RAS Inhibitor Resistance in PDAC at AACR 2025
At the AACR 2025 Annual Meeting in Chicago, Dr. Andrew Aguirre from the Dana-Farber Cancer Institute presented findings on RAS inhibitor resistance in PDAC (pancreatic ductal adenocarcinoma). This cancer type has a 5-year survival rate of 10% and is often driven by KRAS mutations, which are found in 95% of cases. Understanding resistance to RAS inhibitors is important for improving treatment outcomes in PDAC. This post summarizes the OncologyTube video covering Dr. Aguirre’s session, focusing on resistance mechanisms, challenges, and future research directions.
The Role of RAS in PDAC
RAS proteins, especially KRAS, are key drivers of PDAC tumor growth. They activate pathways such as RAF-MEK-ERK, which supports cell proliferation, and PI3K-AKT, which contributes to cell survival. When RAS inhibitors are used, resistance often develops, making treatment difficult. This resistance is a significant challenge in PDAC, where standard therapies have limited effectiveness due to the tumor’s biology.
Resistance Mechanisms to RAS Inhibitors
Dr. Aguirre, a researcher at the Dana-Farber Cancer Institute, shared a diagram of RAS inhibitor resistance in PDAC, which is detailed in the OncologyTube video:
- Activating Mutations (Green Arrows): Mutations in EGFR and HER2 can bypass RAS inhibition, allowing cancer cells to continue growing.
- Inactivating Mutations (Red Lines): Loss of PTEN increases PI3K signaling, supporting tumor survival.
- Amplifications (Blue Labels): Amplification of MET provides an alternative growth pathway.
- Transcriptional Dysregulation (Purple Labels): Dysregulation of YAP/TAZ contributes to resistance by supporting survival mechanisms.
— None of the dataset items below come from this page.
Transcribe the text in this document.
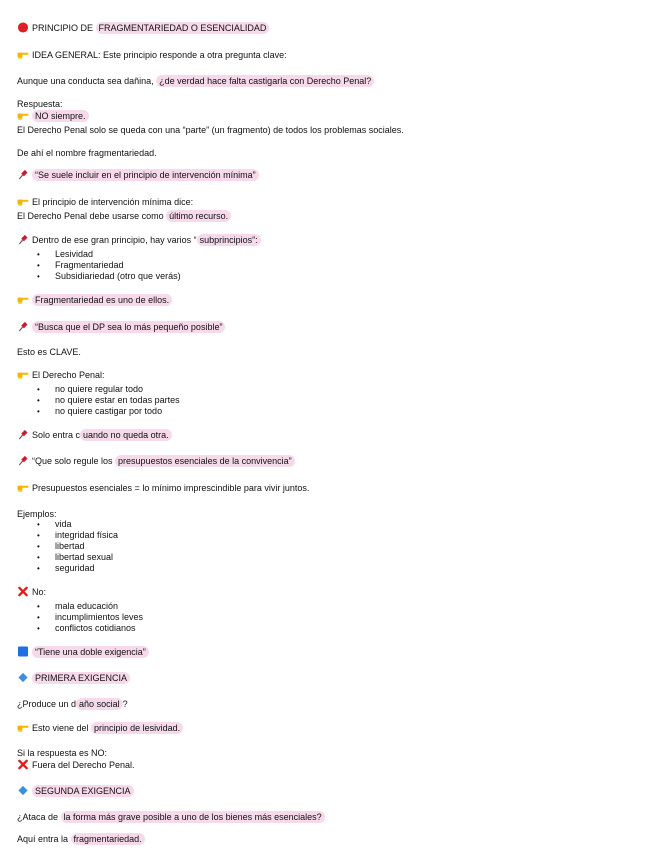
PRINCIPIO DE FRAGMENTARIEDAD O ESENCIALIDAD
IDEA GENERAL: Este principio responde a otra pregunta clave:
Aunque una conducta sea dañina, ¿de verdad hace falta castigarla con Derecho Penal?
Respuesta:
NO siempre.
El Derecho Penal solo se queda con una “parte” (un fragmento) de todos los problemas sociales.
De ahí el nombre fragmentariedad.
“Se suele incluir en el principio de intervención mínima”
El principio de intervención mínima dice:
El Derecho Penal debe usarse como último recurso.
Dentro de ese gran principio, hay varios “ subprincipios”:
• Lesividad
• Fragmentariedad
• Subsidiariedad (otro que verás)
Fragmentariedad es uno de ellos.
“Busca que el DP sea lo más pequeño posible”
Esto es CLAVE.
El Derecho Penal:
• no quiere regular todo
• no quiere estar en todas partes
• no quiere castigar por todo
Solo entra c uando no queda otra.
“Que solo regule los presupuestos esenciales de la convivencia”
Presupuestos esenciales = lo mínimo imprescindible para vivir juntos.
Ejemplos:
• vida
• integridad física
• libertad
• libertad sexual
• seguridad
No:
• mala educación
• incumplimientos leves
• conflictos cotidianos
“Tiene una doble exigencia”
PRIMERA EXIGENCIA
¿Produce un d año social ?
Esto viene del principio de lesividad.
Si la respuesta es NO:
Fuera del Derecho Penal.
SEGUNDA EXIGENCIA
¿Ataca de la forma más grave posible a uno de los bienes más esenciales?
Aquí entra la fragmentariedad.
These mechanisms enable PDAC tumors to evade RAS inhibitors, highlighting the complexity of treating this disease.
Challenges with KRAS Inhibitors in PDAC
For many years, KRAS was considered difficult to target due to its structure. Recent developments, such as the KRAS-G12C inhibitor sotorasib, have shown effectiveness in other cancers, like lung cancer, but PDAC presents ongoing challenges. Resistance to these inhibitors often develops in PDAC patients, partly because the tumor microenvironment limits immune responses. This dense stroma reduces the effectiveness of both RAS inhibitors and immunotherapies, as noted in a 2023 study published in Frontiers in Immunology.
Future Directions: Addressing RAS Inhibitor Resistance
Current research, including efforts at the Dana-Farber Cancer Institute, focuses on addressing RAS inhibitor resistance in PDAC through new strategies. Clinical trials are testing combinations of RAS inhibitors with immunotherapies to target both the tumor and its microenvironment. These studies, discussed at AACR 2025, aim to improve PDAC treatment outcomes. Researchers are also exploring new inhibitors and biomarkers to better understand and predict resistance, which could lead to more tailored treatment approaches.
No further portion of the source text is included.